Затем рывком поднялась и уже хотела выйти из комнаты, но Эндрю остановил ее на пути к дверям:

– Одну минуту, миссис Пейдж.

В голосе его звучала нервная решительность. Как ни противно ему было, он решил не давать потачки этой жадной особе.

– Вы уплатили мне за месяц только двадцать фунтов, это составляет в год двести сорок, а мы с вами договорились, что я буду получать двести пятьдесят. Значит, мне следует еще шестнадцать шиллингов восемь пенсов, миссис Пейдж.

Она мертвенно побледнела от ярости и разочарования.

– Ах так! – прошипела она, задыхаясь. – Вы хотите ссориться из-за какой-то мелочи. Мне всегда говорили, что шотландцы скупы. Теперь я в этом убедилась. Нате! Возьмите свои грязные шиллинги и медяки тоже!

Она отсчитала деньги из туго набитого кошелька, пальцы ее тряслись, глаза так и кололи Эндрю. Наконец, бросив на него последний злобный взгляд, она выскочила из гостиной, хлопнув дверью.

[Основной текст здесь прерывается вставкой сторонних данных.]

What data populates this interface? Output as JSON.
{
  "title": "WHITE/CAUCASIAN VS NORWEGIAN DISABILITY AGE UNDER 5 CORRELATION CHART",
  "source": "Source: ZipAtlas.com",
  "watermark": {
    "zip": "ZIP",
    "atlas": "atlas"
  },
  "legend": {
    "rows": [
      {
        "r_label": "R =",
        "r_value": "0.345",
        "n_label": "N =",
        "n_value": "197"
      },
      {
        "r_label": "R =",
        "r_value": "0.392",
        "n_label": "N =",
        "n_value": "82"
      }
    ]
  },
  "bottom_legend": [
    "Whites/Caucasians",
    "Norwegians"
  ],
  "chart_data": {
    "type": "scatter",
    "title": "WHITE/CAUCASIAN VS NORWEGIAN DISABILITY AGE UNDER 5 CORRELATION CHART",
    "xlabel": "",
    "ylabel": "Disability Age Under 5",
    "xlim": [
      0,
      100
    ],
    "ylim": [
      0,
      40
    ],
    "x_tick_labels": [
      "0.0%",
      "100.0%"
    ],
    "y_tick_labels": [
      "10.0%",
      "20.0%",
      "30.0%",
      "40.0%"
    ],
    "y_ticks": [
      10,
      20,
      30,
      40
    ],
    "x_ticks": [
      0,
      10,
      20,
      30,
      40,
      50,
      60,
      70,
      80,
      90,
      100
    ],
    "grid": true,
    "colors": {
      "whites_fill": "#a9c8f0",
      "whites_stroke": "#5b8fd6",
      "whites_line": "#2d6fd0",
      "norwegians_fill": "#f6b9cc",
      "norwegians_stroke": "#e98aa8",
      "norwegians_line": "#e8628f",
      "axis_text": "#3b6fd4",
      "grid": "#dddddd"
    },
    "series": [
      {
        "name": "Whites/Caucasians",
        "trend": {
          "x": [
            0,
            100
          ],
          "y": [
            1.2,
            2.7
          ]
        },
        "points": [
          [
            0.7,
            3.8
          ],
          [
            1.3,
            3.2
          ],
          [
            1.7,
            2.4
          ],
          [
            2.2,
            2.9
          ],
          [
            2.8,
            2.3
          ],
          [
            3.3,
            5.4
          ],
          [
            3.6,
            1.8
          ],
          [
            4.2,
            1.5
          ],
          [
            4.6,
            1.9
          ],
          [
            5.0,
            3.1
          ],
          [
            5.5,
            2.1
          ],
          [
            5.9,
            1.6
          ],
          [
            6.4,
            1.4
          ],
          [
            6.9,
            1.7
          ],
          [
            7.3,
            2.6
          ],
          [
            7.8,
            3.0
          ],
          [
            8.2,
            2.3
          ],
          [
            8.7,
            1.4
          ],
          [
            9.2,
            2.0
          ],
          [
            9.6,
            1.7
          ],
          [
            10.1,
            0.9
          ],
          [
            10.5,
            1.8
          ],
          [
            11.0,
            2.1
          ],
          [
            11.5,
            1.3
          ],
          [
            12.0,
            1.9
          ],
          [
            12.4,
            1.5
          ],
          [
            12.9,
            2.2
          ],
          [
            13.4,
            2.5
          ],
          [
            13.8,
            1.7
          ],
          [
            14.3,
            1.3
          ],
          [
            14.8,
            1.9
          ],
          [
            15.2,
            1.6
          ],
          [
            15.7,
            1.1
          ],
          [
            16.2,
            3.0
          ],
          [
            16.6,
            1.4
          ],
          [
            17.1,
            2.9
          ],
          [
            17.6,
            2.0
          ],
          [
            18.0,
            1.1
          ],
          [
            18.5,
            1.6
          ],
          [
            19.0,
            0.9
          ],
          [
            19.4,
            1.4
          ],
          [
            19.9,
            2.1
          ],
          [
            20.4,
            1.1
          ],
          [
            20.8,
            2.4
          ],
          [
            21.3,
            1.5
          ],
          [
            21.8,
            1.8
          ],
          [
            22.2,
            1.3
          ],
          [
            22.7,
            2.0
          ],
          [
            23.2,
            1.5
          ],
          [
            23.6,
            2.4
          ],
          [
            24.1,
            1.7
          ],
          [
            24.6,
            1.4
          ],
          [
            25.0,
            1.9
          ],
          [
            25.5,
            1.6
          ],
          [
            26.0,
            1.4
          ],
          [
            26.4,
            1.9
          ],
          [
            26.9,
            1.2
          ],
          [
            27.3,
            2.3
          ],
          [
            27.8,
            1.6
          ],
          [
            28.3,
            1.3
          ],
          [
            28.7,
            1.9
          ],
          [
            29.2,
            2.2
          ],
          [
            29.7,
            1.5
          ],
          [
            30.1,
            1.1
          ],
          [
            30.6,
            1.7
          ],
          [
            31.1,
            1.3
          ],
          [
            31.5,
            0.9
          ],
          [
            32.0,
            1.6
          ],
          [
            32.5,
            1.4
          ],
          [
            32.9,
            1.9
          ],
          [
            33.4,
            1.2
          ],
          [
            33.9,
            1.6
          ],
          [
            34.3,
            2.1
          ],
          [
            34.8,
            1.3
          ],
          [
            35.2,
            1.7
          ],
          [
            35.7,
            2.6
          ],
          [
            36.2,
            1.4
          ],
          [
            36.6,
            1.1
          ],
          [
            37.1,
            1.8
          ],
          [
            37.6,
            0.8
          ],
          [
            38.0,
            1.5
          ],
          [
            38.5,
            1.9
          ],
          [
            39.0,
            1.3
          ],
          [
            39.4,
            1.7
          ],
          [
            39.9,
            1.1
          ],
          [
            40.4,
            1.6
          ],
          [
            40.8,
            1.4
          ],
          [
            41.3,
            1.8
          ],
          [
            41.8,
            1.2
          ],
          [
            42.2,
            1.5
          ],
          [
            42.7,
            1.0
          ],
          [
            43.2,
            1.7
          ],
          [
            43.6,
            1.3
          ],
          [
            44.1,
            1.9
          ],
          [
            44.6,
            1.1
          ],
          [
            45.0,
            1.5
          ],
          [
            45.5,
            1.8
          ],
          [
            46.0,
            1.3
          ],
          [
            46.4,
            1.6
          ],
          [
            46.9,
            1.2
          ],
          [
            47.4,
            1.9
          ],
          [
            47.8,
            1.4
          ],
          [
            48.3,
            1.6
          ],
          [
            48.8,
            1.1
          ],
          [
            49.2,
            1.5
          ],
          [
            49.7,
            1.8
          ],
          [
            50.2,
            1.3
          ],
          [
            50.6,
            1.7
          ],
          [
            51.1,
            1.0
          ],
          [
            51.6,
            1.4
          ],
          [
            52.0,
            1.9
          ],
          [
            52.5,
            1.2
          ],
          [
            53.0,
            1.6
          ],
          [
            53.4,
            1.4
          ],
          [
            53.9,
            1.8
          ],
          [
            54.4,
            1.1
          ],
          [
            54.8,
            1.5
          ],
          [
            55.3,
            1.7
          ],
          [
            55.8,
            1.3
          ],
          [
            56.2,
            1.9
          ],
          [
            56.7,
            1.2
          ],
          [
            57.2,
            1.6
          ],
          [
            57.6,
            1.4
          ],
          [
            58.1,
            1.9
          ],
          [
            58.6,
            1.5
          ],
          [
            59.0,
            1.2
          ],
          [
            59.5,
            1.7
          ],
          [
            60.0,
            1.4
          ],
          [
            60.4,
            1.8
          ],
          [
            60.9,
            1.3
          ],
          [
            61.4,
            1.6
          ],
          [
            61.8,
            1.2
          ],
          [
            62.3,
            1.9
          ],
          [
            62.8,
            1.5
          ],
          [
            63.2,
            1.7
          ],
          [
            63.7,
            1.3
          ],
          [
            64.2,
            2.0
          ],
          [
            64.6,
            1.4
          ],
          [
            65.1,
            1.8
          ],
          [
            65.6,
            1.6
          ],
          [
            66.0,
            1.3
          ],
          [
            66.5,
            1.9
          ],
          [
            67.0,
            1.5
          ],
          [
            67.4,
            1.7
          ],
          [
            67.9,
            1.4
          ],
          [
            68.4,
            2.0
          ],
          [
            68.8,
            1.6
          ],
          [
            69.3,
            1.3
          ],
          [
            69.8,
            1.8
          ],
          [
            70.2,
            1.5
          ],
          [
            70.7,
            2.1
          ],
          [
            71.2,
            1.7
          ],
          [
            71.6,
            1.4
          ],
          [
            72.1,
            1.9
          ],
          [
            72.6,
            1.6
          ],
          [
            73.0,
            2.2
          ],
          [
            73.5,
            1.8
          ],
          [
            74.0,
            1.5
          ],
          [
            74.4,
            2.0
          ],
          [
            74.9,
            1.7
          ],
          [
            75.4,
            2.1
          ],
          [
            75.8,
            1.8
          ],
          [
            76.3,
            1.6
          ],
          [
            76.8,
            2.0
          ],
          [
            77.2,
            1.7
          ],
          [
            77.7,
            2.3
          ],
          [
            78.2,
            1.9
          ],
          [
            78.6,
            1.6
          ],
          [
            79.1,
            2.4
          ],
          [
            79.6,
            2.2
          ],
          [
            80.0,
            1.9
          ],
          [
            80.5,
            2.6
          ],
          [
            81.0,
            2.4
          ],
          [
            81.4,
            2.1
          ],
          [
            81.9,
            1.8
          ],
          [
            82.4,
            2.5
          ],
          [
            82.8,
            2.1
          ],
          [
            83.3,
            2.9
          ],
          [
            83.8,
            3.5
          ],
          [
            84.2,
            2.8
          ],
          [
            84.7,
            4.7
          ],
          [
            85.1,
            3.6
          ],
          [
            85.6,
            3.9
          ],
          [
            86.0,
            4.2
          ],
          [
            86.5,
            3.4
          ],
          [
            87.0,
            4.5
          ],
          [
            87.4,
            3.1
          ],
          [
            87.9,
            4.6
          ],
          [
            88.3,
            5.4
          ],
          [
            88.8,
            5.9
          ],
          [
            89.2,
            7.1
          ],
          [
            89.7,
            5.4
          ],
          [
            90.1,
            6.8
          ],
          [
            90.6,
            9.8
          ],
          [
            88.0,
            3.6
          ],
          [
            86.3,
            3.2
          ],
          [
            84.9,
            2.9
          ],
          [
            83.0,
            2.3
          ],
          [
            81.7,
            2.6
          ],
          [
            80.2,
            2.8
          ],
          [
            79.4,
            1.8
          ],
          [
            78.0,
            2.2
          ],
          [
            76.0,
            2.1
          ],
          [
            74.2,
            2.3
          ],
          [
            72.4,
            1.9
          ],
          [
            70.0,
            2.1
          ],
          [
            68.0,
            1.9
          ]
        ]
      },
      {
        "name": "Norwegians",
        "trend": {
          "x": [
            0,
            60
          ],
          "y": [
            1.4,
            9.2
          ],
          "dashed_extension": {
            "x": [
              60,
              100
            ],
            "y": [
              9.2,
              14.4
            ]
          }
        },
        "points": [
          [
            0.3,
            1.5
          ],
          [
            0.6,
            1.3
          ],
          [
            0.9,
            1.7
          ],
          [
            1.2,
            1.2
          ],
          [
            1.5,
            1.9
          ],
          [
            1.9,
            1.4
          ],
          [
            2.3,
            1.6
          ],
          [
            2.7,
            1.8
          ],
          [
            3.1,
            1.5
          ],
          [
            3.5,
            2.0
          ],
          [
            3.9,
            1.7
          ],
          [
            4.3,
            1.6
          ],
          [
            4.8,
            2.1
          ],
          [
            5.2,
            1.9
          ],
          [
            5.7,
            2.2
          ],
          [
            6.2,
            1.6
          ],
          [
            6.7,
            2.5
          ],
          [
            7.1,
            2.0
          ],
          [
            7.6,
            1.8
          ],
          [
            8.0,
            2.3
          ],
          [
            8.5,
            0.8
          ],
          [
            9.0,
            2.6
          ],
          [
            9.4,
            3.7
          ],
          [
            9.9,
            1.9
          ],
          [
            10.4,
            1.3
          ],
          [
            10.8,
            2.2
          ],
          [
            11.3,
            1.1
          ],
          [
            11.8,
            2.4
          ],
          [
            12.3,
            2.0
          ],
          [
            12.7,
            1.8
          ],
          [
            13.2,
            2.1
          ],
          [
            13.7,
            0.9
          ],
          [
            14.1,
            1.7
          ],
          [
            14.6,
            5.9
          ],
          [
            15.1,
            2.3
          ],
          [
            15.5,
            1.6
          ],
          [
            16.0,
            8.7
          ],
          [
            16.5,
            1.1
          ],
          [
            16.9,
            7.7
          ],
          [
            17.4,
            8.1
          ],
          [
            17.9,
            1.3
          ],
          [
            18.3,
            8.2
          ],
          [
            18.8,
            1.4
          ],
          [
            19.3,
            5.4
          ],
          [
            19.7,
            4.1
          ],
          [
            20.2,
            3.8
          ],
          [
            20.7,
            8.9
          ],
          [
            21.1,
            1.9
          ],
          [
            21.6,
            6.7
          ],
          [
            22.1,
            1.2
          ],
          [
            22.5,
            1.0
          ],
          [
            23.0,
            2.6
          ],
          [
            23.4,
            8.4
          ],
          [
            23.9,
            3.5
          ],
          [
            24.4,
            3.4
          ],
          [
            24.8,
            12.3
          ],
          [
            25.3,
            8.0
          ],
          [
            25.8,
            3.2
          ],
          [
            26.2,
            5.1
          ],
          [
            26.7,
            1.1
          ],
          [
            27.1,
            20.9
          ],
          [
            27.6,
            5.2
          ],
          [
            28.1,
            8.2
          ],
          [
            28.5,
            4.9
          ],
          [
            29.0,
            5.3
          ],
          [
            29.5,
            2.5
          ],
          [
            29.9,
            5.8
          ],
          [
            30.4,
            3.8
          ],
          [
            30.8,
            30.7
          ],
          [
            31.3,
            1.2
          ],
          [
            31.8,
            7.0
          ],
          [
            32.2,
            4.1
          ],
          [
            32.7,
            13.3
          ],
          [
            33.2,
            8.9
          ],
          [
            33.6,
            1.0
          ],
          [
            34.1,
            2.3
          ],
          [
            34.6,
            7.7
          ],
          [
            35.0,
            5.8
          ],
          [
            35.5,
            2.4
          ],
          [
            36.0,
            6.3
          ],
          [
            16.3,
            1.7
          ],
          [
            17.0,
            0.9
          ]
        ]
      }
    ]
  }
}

Пылая гневом, Эндрю вышел из дому. Колкости Блодуэн тем сильнее задели его за живое, что он сознавал их несправедливость. Как она не понимала, что здесь дело шло не о пустячной сумме, а о принципе справедливости? Впрочем, независимо от требований высшей морали, у него это было врожденной чертой характера, отличающей северян, – решимость никогда никому в жизни не позволять себя дурачить и надувать.